ANNA JANE McINTYRE et
EMMANUELLE JACQUES

Au cœur de l’histoire oubliée

La smala débarque chez Adélard, curieuse, joyeuse, spéculant sur les bonheurs à venir. Les artistes Emmanuelle Jacques et Anna Jane McIntyre, leurs enfants Inigo, Victor et Susanne prennent possession des lieux; vélos, trottinette, crayons de couleur, livres de dinausores, ballon de soccer, sacs à dos s’entassent dans un coin de la grange. À l’étage, on déroule les rouleaux de papier bond. Apparaissent des arbres peints en noirs; gravures sur bois, numérisées et imprimées en grands formats. La forêt d’Anna Jane abrite les œuvres sidérales d’Emmanuelle, combinaisons superposées d’une vingtaine de motifs lino-gravés à partir des couleurs jaune, magenta et cyan. L’harmonieux mélange de deux univers artistiques prend forme pendant que le petit Victor a déjà érigé un château derrière le fumoir des Gosselin. L’aventure est commencée.

Native de Sherbrooke, Emmanuelle Jacques, à 19 ans, déménage à Montréal pour faire des études en arts visuels à l’UQAM. Elle trouve son expression dans l’art imprimé, le dessin, la linogravure et le livre-objet. Comme membre du C.A. d’Arprim puis comme coprésidente de l’Imprimerie, elle côtoie des centaines de collègues et amies du métier. Elle constate la précarité des conditions économiques des mères artistes et leur difficulté à vivre de leur art. Sujet qui l’interpelle. En récoltant des témoignages pour l’un de ses projets Création de richesse/ Labour of Love, elle mesure les inégalités qui persistent entre les hommes et les femmes en art visuel. Elle pose un regard critique sur cette réalité qui est aussi la sienne. Mère séparée, en garde partagée, elle a l’habitude des prouesses pour arriver à combiner au quotidien, famille, travail rémunéré et création. Malgré les embûches, animée par un esprit de solidarité et d’engagement social, elle persévère. La vie d’artiste sera sienne.  
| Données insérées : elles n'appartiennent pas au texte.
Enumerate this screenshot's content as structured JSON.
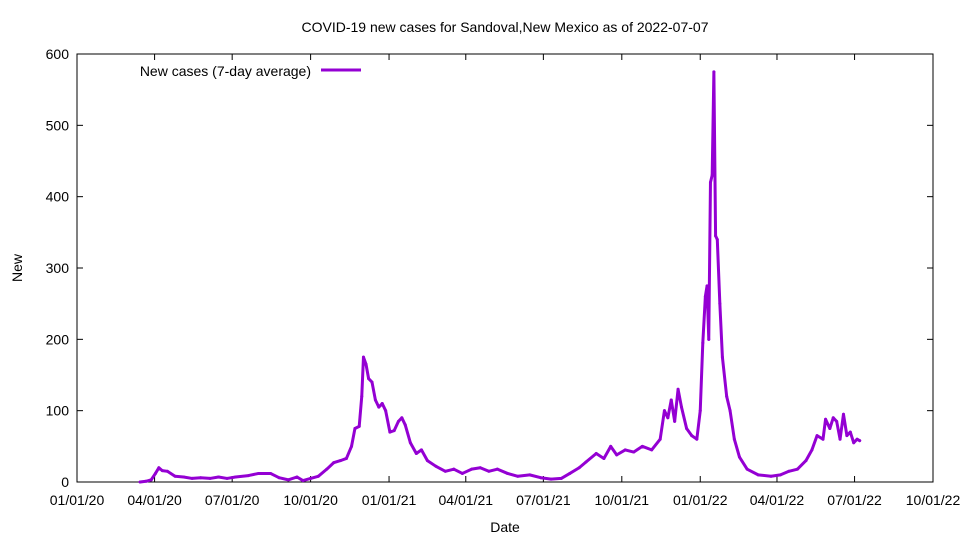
{
  "chart_data": {
    "type": "line",
    "title": "COVID-19 new cases for Sandoval,New Mexico as of 2022-07-07",
    "xlabel": "Date",
    "ylabel": "New",
    "x_range": [
      "2020-01-01",
      "2022-10-01"
    ],
    "ylim": [
      0,
      600
    ],
    "grid": false,
    "legend_position": "top-left",
    "x_ticks": [
      {
        "date": "2020-01-01",
        "label": "01/01/20"
      },
      {
        "date": "2020-04-01",
        "label": "04/01/20"
      },
      {
        "date": "2020-07-01",
        "label": "07/01/20"
      },
      {
        "date": "2020-10-01",
        "label": "10/01/20"
      },
      {
        "date": "2021-01-01",
        "label": "01/01/21"
      },
      {
        "date": "2021-04-01",
        "label": "04/01/21"
      },
      {
        "date": "2021-07-01",
        "label": "07/01/21"
      },
      {
        "date": "2021-10-01",
        "label": "10/01/21"
      },
      {
        "date": "2022-01-01",
        "label": "01/01/22"
      },
      {
        "date": "2022-04-01",
        "label": "04/01/22"
      },
      {
        "date": "2022-07-01",
        "label": "07/01/22"
      },
      {
        "date": "2022-10-01",
        "label": "10/01/22"
      }
    ],
    "y_ticks": [
      0,
      100,
      200,
      300,
      400,
      500,
      600
    ],
    "series": [
      {
        "name": "New cases (7-day average)",
        "color": "#9400d3",
        "points": [
          [
            "2020-03-15",
            0
          ],
          [
            "2020-03-22",
            1
          ],
          [
            "2020-03-28",
            3
          ],
          [
            "2020-04-02",
            12
          ],
          [
            "2020-04-06",
            20
          ],
          [
            "2020-04-10",
            16
          ],
          [
            "2020-04-16",
            15
          ],
          [
            "2020-04-25",
            8
          ],
          [
            "2020-05-05",
            7
          ],
          [
            "2020-05-15",
            5
          ],
          [
            "2020-05-25",
            6
          ],
          [
            "2020-06-05",
            5
          ],
          [
            "2020-06-15",
            7
          ],
          [
            "2020-06-25",
            5
          ],
          [
            "2020-07-05",
            7
          ],
          [
            "2020-07-20",
            9
          ],
          [
            "2020-08-01",
            12
          ],
          [
            "2020-08-15",
            12
          ],
          [
            "2020-08-25",
            6
          ],
          [
            "2020-09-05",
            3
          ],
          [
            "2020-09-15",
            7
          ],
          [
            "2020-09-22",
            2
          ],
          [
            "2020-10-01",
            5
          ],
          [
            "2020-10-10",
            8
          ],
          [
            "2020-10-20",
            18
          ],
          [
            "2020-10-28",
            27
          ],
          [
            "2020-11-05",
            30
          ],
          [
            "2020-11-12",
            33
          ],
          [
            "2020-11-18",
            50
          ],
          [
            "2020-11-22",
            75
          ],
          [
            "2020-11-27",
            78
          ],
          [
            "2020-11-30",
            120
          ],
          [
            "2020-12-02",
            175
          ],
          [
            "2020-12-05",
            165
          ],
          [
            "2020-12-08",
            145
          ],
          [
            "2020-12-12",
            140
          ],
          [
            "2020-12-16",
            115
          ],
          [
            "2020-12-20",
            105
          ],
          [
            "2020-12-24",
            110
          ],
          [
            "2020-12-28",
            100
          ],
          [
            "2021-01-02",
            70
          ],
          [
            "2021-01-07",
            72
          ],
          [
            "2021-01-12",
            85
          ],
          [
            "2021-01-16",
            90
          ],
          [
            "2021-01-20",
            80
          ],
          [
            "2021-01-26",
            55
          ],
          [
            "2021-02-02",
            40
          ],
          [
            "2021-02-08",
            45
          ],
          [
            "2021-02-15",
            30
          ],
          [
            "2021-02-25",
            22
          ],
          [
            "2021-03-08",
            15
          ],
          [
            "2021-03-18",
            18
          ],
          [
            "2021-03-28",
            12
          ],
          [
            "2021-04-08",
            18
          ],
          [
            "2021-04-18",
            20
          ],
          [
            "2021-04-28",
            15
          ],
          [
            "2021-05-08",
            18
          ],
          [
            "2021-05-20",
            12
          ],
          [
            "2021-06-01",
            8
          ],
          [
            "2021-06-15",
            10
          ],
          [
            "2021-06-28",
            6
          ],
          [
            "2021-07-10",
            4
          ],
          [
            "2021-07-22",
            5
          ],
          [
            "2021-08-01",
            12
          ],
          [
            "2021-08-12",
            20
          ],
          [
            "2021-08-20",
            28
          ],
          [
            "2021-09-01",
            40
          ],
          [
            "2021-09-10",
            33
          ],
          [
            "2021-09-18",
            50
          ],
          [
            "2021-09-25",
            38
          ],
          [
            "2021-10-05",
            45
          ],
          [
            "2021-10-15",
            42
          ],
          [
            "2021-10-25",
            50
          ],
          [
            "2021-11-05",
            45
          ],
          [
            "2021-11-15",
            60
          ],
          [
            "2021-11-20",
            100
          ],
          [
            "2021-11-24",
            90
          ],
          [
            "2021-11-28",
            115
          ],
          [
            "2021-12-02",
            85
          ],
          [
            "2021-12-06",
            130
          ],
          [
            "2021-12-10",
            105
          ],
          [
            "2021-12-16",
            75
          ],
          [
            "2021-12-22",
            65
          ],
          [
            "2021-12-28",
            60
          ],
          [
            "2022-01-01",
            100
          ],
          [
            "2022-01-04",
            195
          ],
          [
            "2022-01-07",
            260
          ],
          [
            "2022-01-09",
            275
          ],
          [
            "2022-01-11",
            200
          ],
          [
            "2022-01-13",
            420
          ],
          [
            "2022-01-15",
            430
          ],
          [
            "2022-01-17",
            575
          ],
          [
            "2022-01-19",
            345
          ],
          [
            "2022-01-21",
            340
          ],
          [
            "2022-01-24",
            250
          ],
          [
            "2022-01-27",
            175
          ],
          [
            "2022-02-01",
            120
          ],
          [
            "2022-02-05",
            100
          ],
          [
            "2022-02-10",
            60
          ],
          [
            "2022-02-16",
            35
          ],
          [
            "2022-02-25",
            18
          ],
          [
            "2022-03-10",
            10
          ],
          [
            "2022-03-25",
            8
          ],
          [
            "2022-04-05",
            10
          ],
          [
            "2022-04-15",
            15
          ],
          [
            "2022-04-25",
            18
          ],
          [
            "2022-05-05",
            30
          ],
          [
            "2022-05-12",
            45
          ],
          [
            "2022-05-18",
            65
          ],
          [
            "2022-05-25",
            60
          ],
          [
            "2022-05-28",
            88
          ],
          [
            "2022-06-02",
            75
          ],
          [
            "2022-06-06",
            90
          ],
          [
            "2022-06-10",
            85
          ],
          [
            "2022-06-14",
            60
          ],
          [
            "2022-06-18",
            95
          ],
          [
            "2022-06-22",
            65
          ],
          [
            "2022-06-26",
            70
          ],
          [
            "2022-06-30",
            55
          ],
          [
            "2022-07-04",
            60
          ],
          [
            "2022-07-07",
            58
          ]
        ]
      }
    ]
  }
}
Anna Jane McIntyre, née à Londres d’une mère anglaise et d’un père trinidadien, a baladé son enfance de New York aux provinces canadiennes, séjournant d’une ville à l’autre ville. À Toronto, elle fait une Majeure en gravure au Collège of Art & Design puis une maitrise en Art à l’Université Concordia de Montréal. Artiste multidisciplinaire, elle explore la sculpture, la peinture, la gravure et l’art imprimé. Passionnée de biologie, elle enseigne les arts visuels en y intégrant tout ce bagage éclectique. Les influences de sa culture britannique, antillaise et canadienne apportent à son travail un dynamisme, une esthétique qui se transforme selon les points de vue. Souvent féériques, parfois surréalistes, ses œuvres narratives ont besoin d’espace. Elles rendent avant tout hommage à la nature humaine, à la force vitale et à la mémoire. Comme artiste, comme femme, comme mère, elle inspire force, intégrité et courage.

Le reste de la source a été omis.